According to nytimes.com, Joseph, his son, verified his father’s death in a hospital, but did not give a cause. Mr. Woiwode’s 600-page story about four generations of a North Dakota farming clan, “Beyond the Bedroom Wall,” published in 1975, cemented his place in American literature. He was compared to Dickens, Melville, and Tolstoy for his epic sweep, graceful language, and fundamental issues.
In a New York Times article, novelist John Gardner described it as a “great answer” to the aesthetic issues brought by modernist authors who were upending traditional structure and avoiding “plain, grown-up language about love and death.” Mr. Gardner continued, “It appears to me that nothing more moving has been written in years.”
“Beyond the Bedroom Wall” was named one of the 20 best books of the twentieth century by Jonathan Yardley of The Washington Post in 1982. “Invisible Man” by Ralph Ellison and “The Great Gatsby” by F. Scott Fitzgerald were among the other titles on his list.
Mr. Woiwode (pronounced WHY-woody) had worked on the book for more than five years — but his wife, Carole Woiwode, said it seemed like ten — and the effort had nearly broken him. For a time, it shattered their marriage, as well as their finances and his health. The delay was derided by authors who should have known better.
Mr. Woiwode nearly immolated himself and Joseph, who was strapped to the seat with a cowboy belt as a child, when he set fire to the weeds blocking a tractor one day. Mr. Woiwode had to fuel his shaky wood-burning furnace with the dead chickens that had frozen in their coop during a devastating blizzard one winter.
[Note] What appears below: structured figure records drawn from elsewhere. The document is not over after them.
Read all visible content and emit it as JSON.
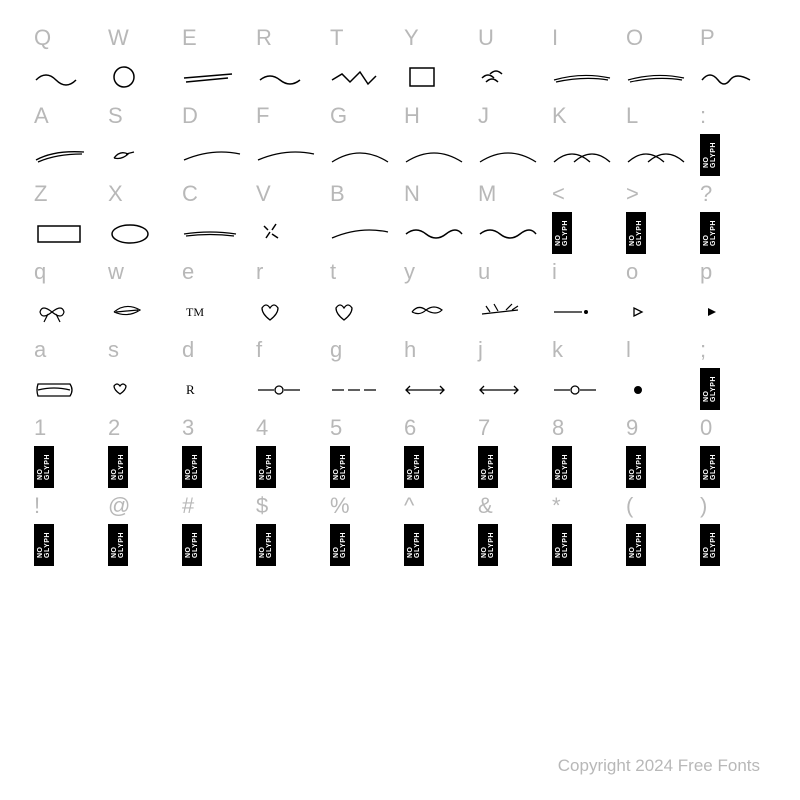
{
  "rows": [
    {
      "type": "labels",
      "items": [
        "Q",
        "W",
        "E",
        "R",
        "T",
        "Y",
        "U",
        "I",
        "O",
        "P"
      ]
    },
    {
      "type": "glyphs",
      "items": [
        "wave-small",
        "circle",
        "line-double",
        "tilde",
        "zigzag",
        "square-sketch",
        "leaf-marks",
        "long-scribble",
        "long-scribble",
        "wave-curl"
      ]
    },
    {
      "type": "labels",
      "items": [
        "A",
        "S",
        "D",
        "F",
        "G",
        "H",
        "J",
        "K",
        "L",
        ":"
      ]
    },
    {
      "type": "glyphs",
      "items": [
        "swoosh",
        "leaf-small",
        "swoosh-long",
        "swoosh-long",
        "arc-wide",
        "arc-wide",
        "arc-wide",
        "arc-multi",
        "arc-multi",
        "noglyph"
      ]
    },
    {
      "type": "labels",
      "items": [
        "Z",
        "X",
        "C",
        "V",
        "B",
        "N",
        "M",
        "<",
        ">",
        "?"
      ]
    },
    {
      "type": "glyphs",
      "items": [
        "rect-sketch",
        "oval-sketch",
        "underline",
        "burst",
        "swoosh-long",
        "wave",
        "wave",
        "noglyph",
        "noglyph",
        "noglyph"
      ]
    },
    {
      "type": "labels",
      "items": [
        "q",
        "w",
        "e",
        "r",
        "t",
        "y",
        "u",
        "i",
        "o",
        "p"
      ]
    },
    {
      "type": "glyphs",
      "items": [
        "bow",
        "leaf-outline",
        "tm",
        "heart",
        "heart-outline",
        "leaf-pair",
        "branch",
        "line-dot",
        "play-small",
        "play"
      ]
    },
    {
      "type": "labels",
      "items": [
        "a",
        "s",
        "d",
        "f",
        "g",
        "h",
        "j",
        "k",
        "l",
        ";"
      ]
    },
    {
      "type": "glyphs",
      "items": [
        "banner",
        "heart-small",
        "r-mark",
        "line-circle",
        "line-dash",
        "arrow-line",
        "arrow-line",
        "line-circle",
        "dot",
        "noglyph"
      ]
    },
    {
      "type": "labels",
      "items": [
        "1",
        "2",
        "3",
        "4",
        "5",
        "6",
        "7",
        "8",
        "9",
        "0"
      ]
    },
    {
      "type": "glyphs",
      "items": [
        "noglyph",
        "noglyph",
        "noglyph",
        "noglyph",
        "noglyph",
        "noglyph",
        "noglyph",
        "noglyph",
        "noglyph",
        "noglyph"
      ]
    },
    {
      "type": "labels",
      "items": [
        "!",
        "@",
        "#",
        "$",
        "%",
        "^",
        "&",
        "*",
        "(",
        ")"
      ]
    },
    {
      "type": "glyphs",
      "items": [
        "noglyph",
        "noglyph",
        "noglyph",
        "noglyph",
        "noglyph",
        "noglyph",
        "noglyph",
        "noglyph",
        "noglyph",
        "noglyph"
      ]
    }
  ],
  "noglyph_text": "NO GLYPH",
  "copyright": "Copyright 2024 Free Fonts",
  "colors": {
    "label": "#b8b8b8",
    "stroke": "#000000",
    "background": "#ffffff",
    "noglyph_bg": "#000000",
    "noglyph_fg": "#ffffff"
  }
}
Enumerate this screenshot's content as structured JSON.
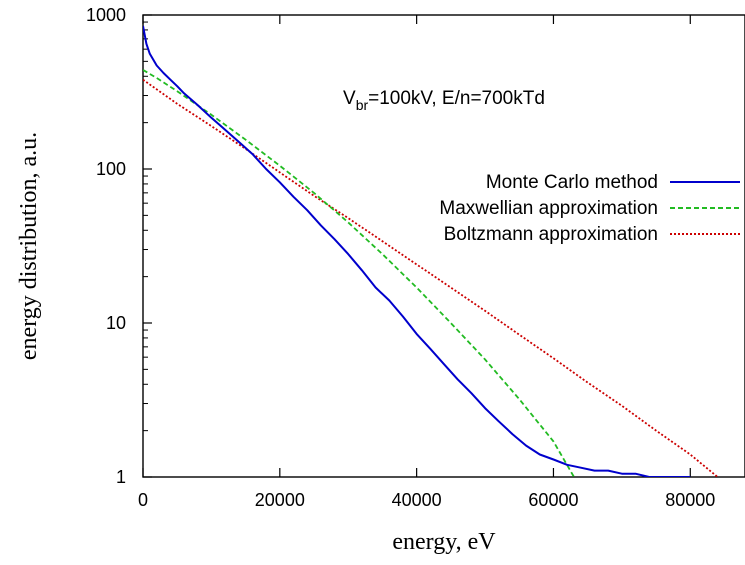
{
  "chart_data": {
    "type": "line",
    "title": "",
    "annotation": {
      "prefix": "V",
      "subscript": "br",
      "suffix": "=100kV, E/n=700kTd"
    },
    "xlabel": "energy, eV",
    "ylabel": "energy distribution, a.u.",
    "xlim": [
      0,
      88000
    ],
    "ylim": [
      1,
      1000
    ],
    "yscale": "log",
    "grid": false,
    "legend_position": "right",
    "x_ticks": [
      {
        "value": 0,
        "label": "0"
      },
      {
        "value": 20000,
        "label": "20000"
      },
      {
        "value": 40000,
        "label": "40000"
      },
      {
        "value": 60000,
        "label": "60000"
      },
      {
        "value": 80000,
        "label": "80000"
      }
    ],
    "y_ticks": [
      {
        "value": 1,
        "label": "1"
      },
      {
        "value": 10,
        "label": "10"
      },
      {
        "value": 100,
        "label": "100"
      },
      {
        "value": 1000,
        "label": "1000"
      }
    ],
    "series": [
      {
        "name": "Monte Carlo method",
        "color": "#0000cc",
        "style": "solid",
        "x": [
          0,
          500,
          1000,
          2000,
          3000,
          4000,
          5000,
          6000,
          8000,
          10000,
          12000,
          14000,
          16000,
          18000,
          20000,
          22000,
          24000,
          26000,
          28000,
          30000,
          32000,
          34000,
          36000,
          38000,
          40000,
          42000,
          44000,
          46000,
          48000,
          50000,
          52000,
          54000,
          56000,
          58000,
          60000,
          62000,
          64000,
          66000,
          68000,
          70000,
          72000,
          74000,
          76000,
          78000,
          80000
        ],
        "y": [
          850,
          650,
          560,
          470,
          420,
          380,
          345,
          310,
          260,
          215,
          180,
          150,
          125,
          100,
          82,
          66,
          54,
          43,
          35,
          28,
          22,
          17,
          14,
          11,
          8.5,
          6.8,
          5.4,
          4.3,
          3.5,
          2.8,
          2.3,
          1.9,
          1.6,
          1.4,
          1.3,
          1.2,
          1.15,
          1.1,
          1.1,
          1.05,
          1.05,
          1.0,
          1.0,
          1.0,
          1.0
        ]
      },
      {
        "name": "Maxwellian approximation",
        "color": "#22bb22",
        "style": "dashed",
        "x": [
          0,
          2000,
          5000,
          10000,
          15000,
          20000,
          25000,
          30000,
          35000,
          40000,
          45000,
          50000,
          55000,
          60000,
          63000
        ],
        "y": [
          440,
          390,
          320,
          225,
          155,
          105,
          70,
          45,
          28,
          17,
          10,
          5.8,
          3.2,
          1.7,
          1.0
        ]
      },
      {
        "name": "Boltzmann approximation",
        "color": "#cc0000",
        "style": "dotted",
        "x": [
          0,
          5000,
          10000,
          15000,
          20000,
          25000,
          30000,
          35000,
          40000,
          45000,
          50000,
          55000,
          60000,
          65000,
          70000,
          75000,
          80000,
          84000
        ],
        "y": [
          380,
          265,
          190,
          135,
          95,
          67,
          48,
          34,
          24,
          17,
          12,
          8.4,
          5.9,
          4.1,
          2.9,
          2.0,
          1.4,
          1.0
        ]
      }
    ]
  }
}
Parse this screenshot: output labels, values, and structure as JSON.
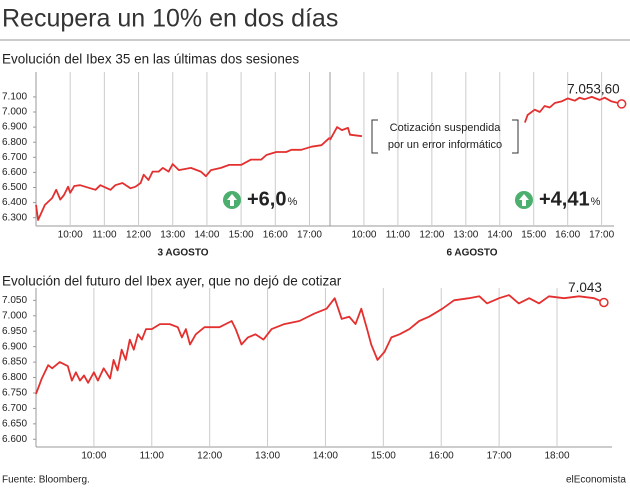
{
  "title": "Recupera un 10% en dos días",
  "source": "Fuente: Bloomberg.",
  "credit": "elEconomista",
  "chart_data": [
    {
      "type": "line",
      "title": "Evolución del Ibex 35 en las últimas dos sesiones",
      "xlabel": "3 AGOSTO",
      "change": "+6,0",
      "change_unit": "%",
      "x": [
        9.0,
        9.06,
        9.26,
        9.47,
        9.59,
        9.71,
        9.82,
        9.94,
        10.0,
        10.12,
        10.29,
        10.59,
        10.74,
        10.88,
        11.18,
        11.32,
        11.53,
        11.76,
        11.91,
        12.06,
        12.15,
        12.29,
        12.41,
        12.59,
        12.71,
        12.88,
        13.0,
        13.18,
        13.53,
        13.82,
        13.97,
        14.12,
        14.41,
        14.65,
        15.0,
        15.29,
        15.59,
        15.74,
        16.03,
        16.32,
        16.47,
        16.76,
        17.06,
        17.35,
        17.59
      ],
      "series": [
        {
          "color": "#e3302f",
          "values": [
            6385,
            6285,
            6385,
            6430,
            6485,
            6420,
            6450,
            6505,
            6465,
            6510,
            6515,
            6495,
            6485,
            6515,
            6485,
            6515,
            6530,
            6495,
            6505,
            6530,
            6585,
            6550,
            6605,
            6605,
            6630,
            6605,
            6655,
            6615,
            6630,
            6605,
            6575,
            6615,
            6630,
            6650,
            6650,
            6685,
            6685,
            6715,
            6735,
            6735,
            6750,
            6750,
            6770,
            6780,
            6830
          ]
        }
      ],
      "xlim": [
        9,
        17.6
      ],
      "ylim": [
        6245,
        7265
      ],
      "xticks": [
        {
          "value": 10,
          "label": "10:00"
        },
        {
          "value": 11,
          "label": "11:00"
        },
        {
          "value": 12,
          "label": "12:00"
        },
        {
          "value": 13,
          "label": "13:00"
        },
        {
          "value": 14,
          "label": "14:00"
        },
        {
          "value": 15,
          "label": "15:00"
        },
        {
          "value": 16,
          "label": "16:00"
        },
        {
          "value": 17,
          "label": "17:00"
        }
      ],
      "yticks": [
        {
          "value": 6300,
          "label": "6.300"
        },
        {
          "value": 6400,
          "label": "6.400"
        },
        {
          "value": 6500,
          "label": "6.500"
        },
        {
          "value": 6600,
          "label": "6.600"
        },
        {
          "value": 6700,
          "label": "6.700"
        },
        {
          "value": 6800,
          "label": "6.800"
        },
        {
          "value": 6900,
          "label": "6.900"
        },
        {
          "value": 7000,
          "label": "7.000"
        },
        {
          "value": 7100,
          "label": "7.100"
        }
      ],
      "grid": true
    },
    {
      "type": "line",
      "xlabel": "6 AGOSTO",
      "change": "+4,41",
      "change_unit": "%",
      "note": [
        "Cotización suspendida",
        "por un error informático"
      ],
      "x": [
        9.0,
        9.21,
        9.35,
        9.53,
        9.59,
        9.94,
        12.0,
        14.74,
        14.82,
        15.03,
        15.18,
        15.32,
        15.47,
        15.62,
        15.82,
        16.0,
        16.21,
        16.35,
        16.5,
        16.71,
        16.94,
        17.09,
        17.29,
        17.59
      ],
      "series": [
        {
          "color": "#e3302f",
          "values": [
            6815,
            6900,
            6880,
            6895,
            6850,
            6840,
            null,
            6930,
            6980,
            7015,
            7000,
            7040,
            7030,
            7060,
            7070,
            7090,
            7075,
            7095,
            7085,
            7100,
            7080,
            7095,
            7070,
            7053.6
          ],
          "value_labels": [
            null,
            null,
            null,
            null,
            null,
            null,
            null,
            null,
            null,
            null,
            null,
            null,
            null,
            null,
            null,
            null,
            null,
            null,
            null,
            null,
            null,
            null,
            null,
            "7.053,60"
          ]
        }
      ],
      "xlim": [
        9,
        17.6
      ],
      "ylim": [
        6245,
        7265
      ],
      "xticks": [
        {
          "value": 10,
          "label": "10:00"
        },
        {
          "value": 11,
          "label": "11:00"
        },
        {
          "value": 12,
          "label": "12:00"
        },
        {
          "value": 13,
          "label": "13:00"
        },
        {
          "value": 14,
          "label": "14:00"
        },
        {
          "value": 15,
          "label": "15:00"
        },
        {
          "value": 16,
          "label": "16:00"
        },
        {
          "value": 17,
          "label": "17:00"
        }
      ],
      "grid": true
    },
    {
      "type": "line",
      "title": "Evolución del futuro del Ibex ayer, que no dejó de cotizar",
      "x": [
        9.0,
        9.1,
        9.21,
        9.28,
        9.41,
        9.55,
        9.62,
        9.69,
        9.76,
        9.83,
        9.9,
        10.0,
        10.07,
        10.17,
        10.28,
        10.34,
        10.41,
        10.48,
        10.55,
        10.62,
        10.69,
        10.76,
        10.83,
        10.9,
        11.0,
        11.14,
        11.31,
        11.45,
        11.52,
        11.59,
        11.66,
        11.76,
        11.91,
        12.17,
        12.38,
        12.45,
        12.55,
        12.66,
        12.79,
        12.93,
        13.07,
        13.29,
        13.55,
        13.81,
        14.02,
        14.16,
        14.28,
        14.41,
        14.52,
        14.62,
        14.72,
        14.79,
        14.9,
        15.02,
        15.14,
        15.28,
        15.45,
        15.62,
        15.79,
        16.02,
        16.22,
        16.48,
        16.66,
        16.79,
        17.0,
        17.17,
        17.34,
        17.52,
        17.69,
        17.86,
        18.12,
        18.38,
        18.64,
        18.81
      ],
      "series": [
        {
          "color": "#e3302f",
          "values": [
            6747,
            6797,
            6840,
            6830,
            6850,
            6837,
            6790,
            6817,
            6790,
            6807,
            6783,
            6817,
            6790,
            6830,
            6797,
            6857,
            6823,
            6890,
            6857,
            6923,
            6890,
            6940,
            6923,
            6957,
            6957,
            6973,
            6973,
            6963,
            6930,
            6957,
            6907,
            6940,
            6963,
            6963,
            6983,
            6957,
            6907,
            6930,
            6940,
            6923,
            6957,
            6973,
            6983,
            7007,
            7023,
            7057,
            6990,
            6997,
            6973,
            7023,
            6957,
            6907,
            6857,
            6883,
            6930,
            6940,
            6957,
            6983,
            6997,
            7023,
            7050,
            7057,
            7063,
            7040,
            7057,
            7067,
            7040,
            7057,
            7040,
            7063,
            7057,
            7063,
            7057,
            7043
          ],
          "value_labels": [
            null,
            null,
            null,
            null,
            null,
            null,
            null,
            null,
            null,
            null,
            null,
            null,
            null,
            null,
            null,
            null,
            null,
            null,
            null,
            null,
            null,
            null,
            null,
            null,
            null,
            null,
            null,
            null,
            null,
            null,
            null,
            null,
            null,
            null,
            null,
            null,
            null,
            null,
            null,
            null,
            null,
            null,
            null,
            null,
            null,
            null,
            null,
            null,
            null,
            null,
            null,
            null,
            null,
            null,
            null,
            null,
            null,
            null,
            null,
            null,
            null,
            null,
            null,
            null,
            null,
            null,
            null,
            null,
            null,
            null,
            null,
            null,
            null,
            "7.043"
          ]
        }
      ],
      "xlim": [
        9,
        18.95
      ],
      "ylim": [
        6575,
        7090
      ],
      "xticks": [
        {
          "value": 10,
          "label": "10:00"
        },
        {
          "value": 11,
          "label": "11:00"
        },
        {
          "value": 12,
          "label": "12:00"
        },
        {
          "value": 13,
          "label": "13:00"
        },
        {
          "value": 14,
          "label": "14:00"
        },
        {
          "value": 15,
          "label": "15:00"
        },
        {
          "value": 16,
          "label": "16:00"
        },
        {
          "value": 17,
          "label": "17:00"
        },
        {
          "value": 18,
          "label": "18:00"
        }
      ],
      "yticks": [
        {
          "value": 6600,
          "label": "6.600"
        },
        {
          "value": 6650,
          "label": "6.650"
        },
        {
          "value": 6700,
          "label": "6.700"
        },
        {
          "value": 6750,
          "label": "6.750"
        },
        {
          "value": 6800,
          "label": "6.800"
        },
        {
          "value": 6850,
          "label": "6.850"
        },
        {
          "value": 6900,
          "label": "6.900"
        },
        {
          "value": 6950,
          "label": "6.950"
        },
        {
          "value": 7000,
          "label": "7.000"
        },
        {
          "value": 7050,
          "label": "7.050"
        }
      ],
      "grid": true
    }
  ]
}
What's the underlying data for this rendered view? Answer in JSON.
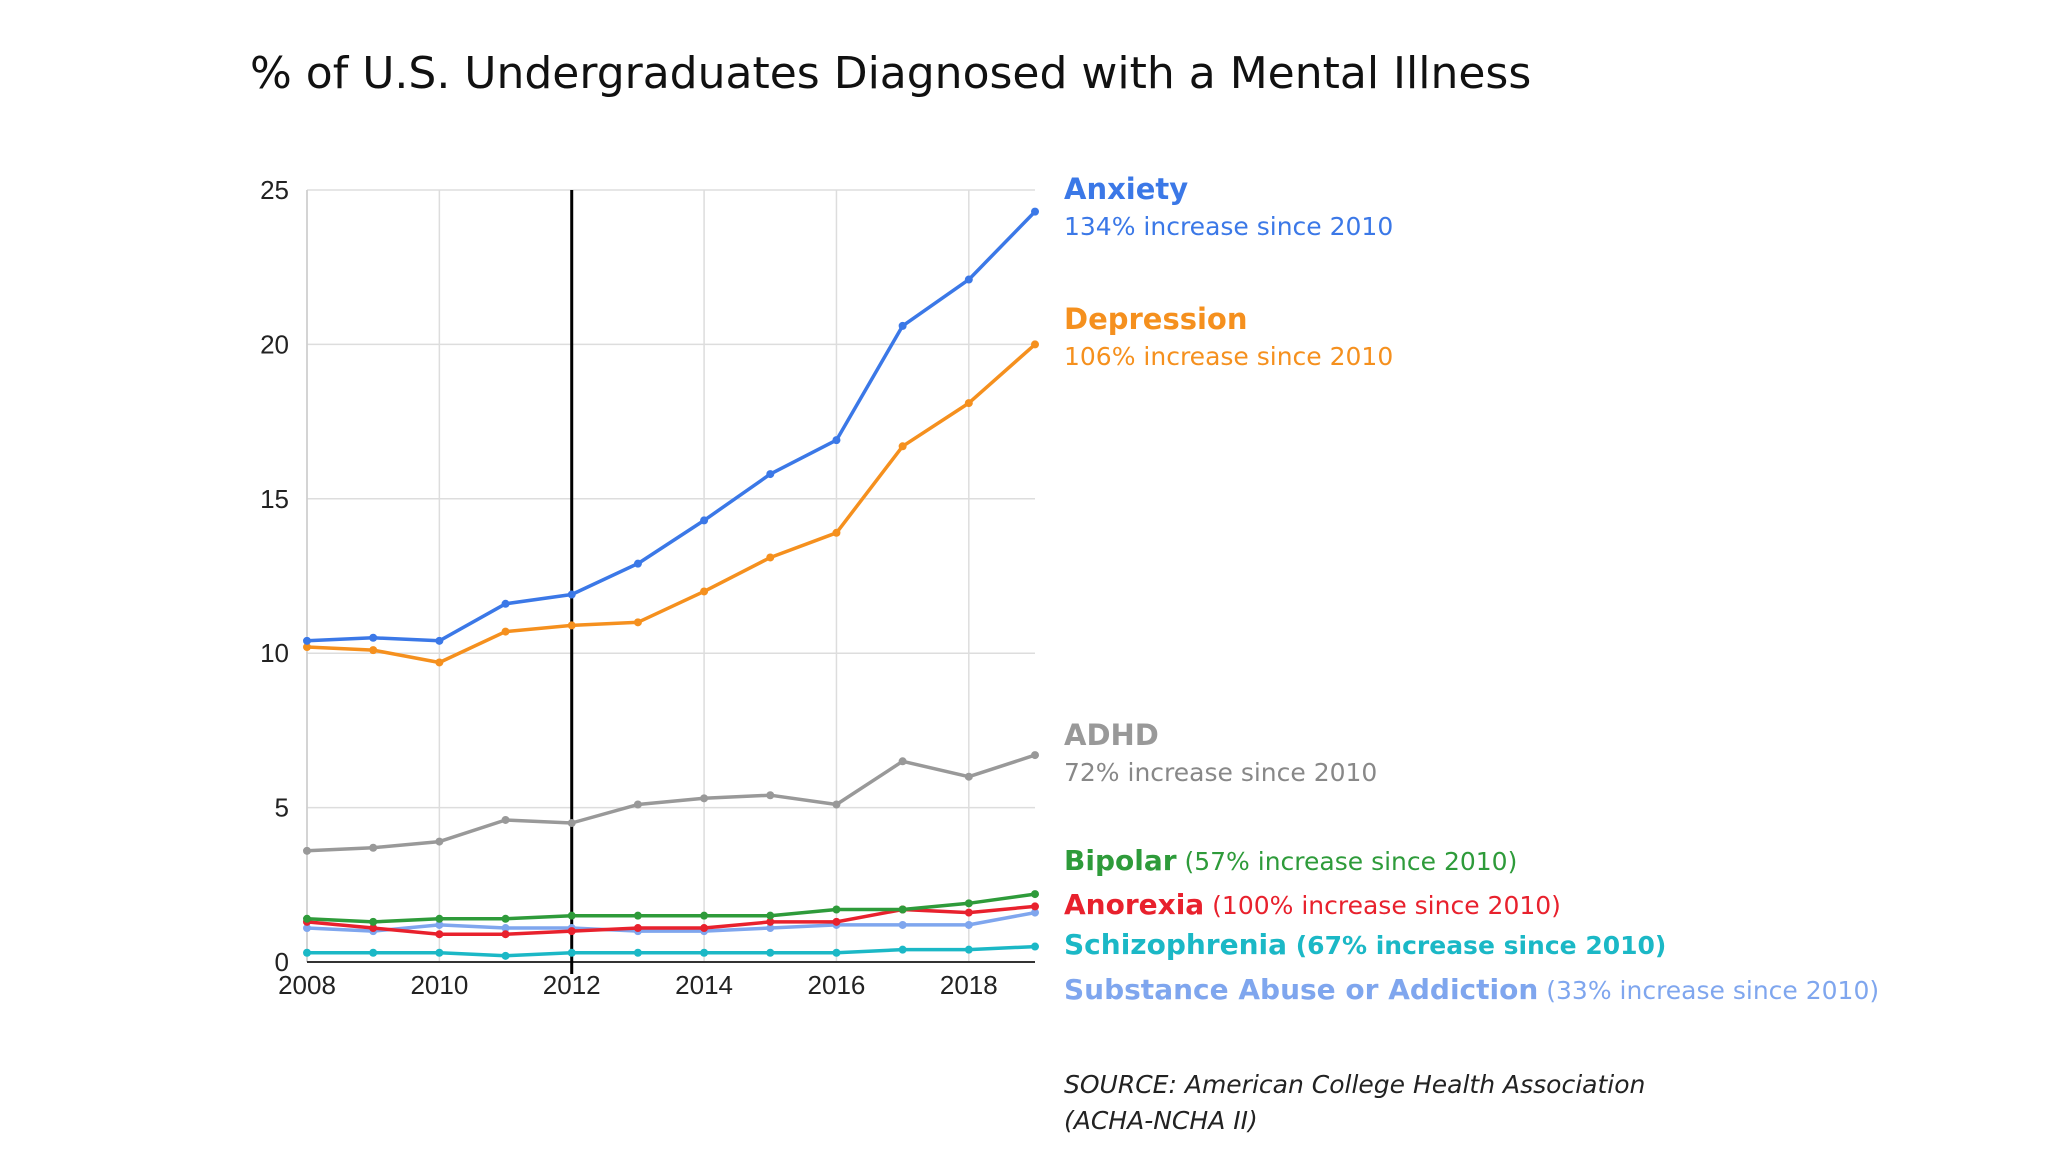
{
  "title": "% of U.S. Undergraduates Diagnosed with a Mental Illness",
  "source": {
    "line1": "SOURCE: American College Health Association",
    "line2": "(ACHA-NCHA II)"
  },
  "chart_data": {
    "type": "line",
    "title": "% of U.S. Undergraduates Diagnosed with a Mental Illness",
    "xlabel": "",
    "ylabel": "",
    "xlim": [
      2008,
      2019
    ],
    "ylim": [
      0,
      25
    ],
    "x_ticks": [
      "2008",
      "2010",
      "2012",
      "2014",
      "2016",
      "2018"
    ],
    "y_ticks": [
      "0",
      "5",
      "10",
      "15",
      "20",
      "25"
    ],
    "grid": true,
    "reference_line_x": 2012,
    "x": [
      2008,
      2009,
      2010,
      2011,
      2012,
      2013,
      2014,
      2015,
      2016,
      2017,
      2018,
      2019
    ],
    "series": [
      {
        "name": "Anxiety",
        "color": "#3b78e7",
        "label_line": "134% increase since 2010",
        "values": [
          10.4,
          10.5,
          10.4,
          11.6,
          11.9,
          12.9,
          14.3,
          15.8,
          16.9,
          20.6,
          22.1,
          24.3
        ]
      },
      {
        "name": "Depression",
        "color": "#f5901e",
        "label_line": "106% increase since 2010",
        "values": [
          10.2,
          10.1,
          9.7,
          10.7,
          10.9,
          11.0,
          12.0,
          13.1,
          13.9,
          16.7,
          18.1,
          20.0
        ]
      },
      {
        "name": "ADHD",
        "color": "#999999",
        "label_line": "72% increase since 2010",
        "values": [
          3.6,
          3.7,
          3.9,
          4.6,
          4.5,
          5.1,
          5.3,
          5.4,
          5.1,
          6.5,
          6.0,
          6.7
        ]
      },
      {
        "name": "Bipolar",
        "color": "#2e9b3a",
        "label_note": "(57% increase since 2010)",
        "values": [
          1.4,
          1.3,
          1.4,
          1.4,
          1.5,
          1.5,
          1.5,
          1.5,
          1.7,
          1.7,
          1.9,
          2.2
        ]
      },
      {
        "name": "Anorexia",
        "color": "#e8212d",
        "label_note": "(100% increase since 2010)",
        "values": [
          1.3,
          1.1,
          0.9,
          0.9,
          1.0,
          1.1,
          1.1,
          1.3,
          1.3,
          1.7,
          1.6,
          1.8
        ]
      },
      {
        "name": "Schizophrenia",
        "color": "#1bb8c6",
        "label_note": "(67% increase since 2010)",
        "values": [
          0.3,
          0.3,
          0.3,
          0.2,
          0.3,
          0.3,
          0.3,
          0.3,
          0.3,
          0.4,
          0.4,
          0.5
        ]
      },
      {
        "name": "Substance Abuse or Addiction",
        "color": "#7fa6ee",
        "label_note": "(33% increase since 2010)",
        "values": [
          1.1,
          1.0,
          1.2,
          1.1,
          1.1,
          1.0,
          1.0,
          1.1,
          1.2,
          1.2,
          1.2,
          1.6
        ]
      }
    ]
  }
}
The family, as well as Mr. Woiwode’s work, thrived in this environment. “The virgin soil has a stagy thump here over unshaded ground, so unlike cultivated country,” he wrote, “and you can suffer the sense of being on a sound stage in the surrounding painter’s hues, in light undimmed by pollution.” For a brief while, you believe the entire panorama is being built around you.”
Mr. Woiwode, a former Roman Catholic, wrote frequently on his chosen faith, the land, and the biblical stories that supported and shaped it. This set him apart in literary circles as well as in the liberal arts colleges where he spent decades teaching.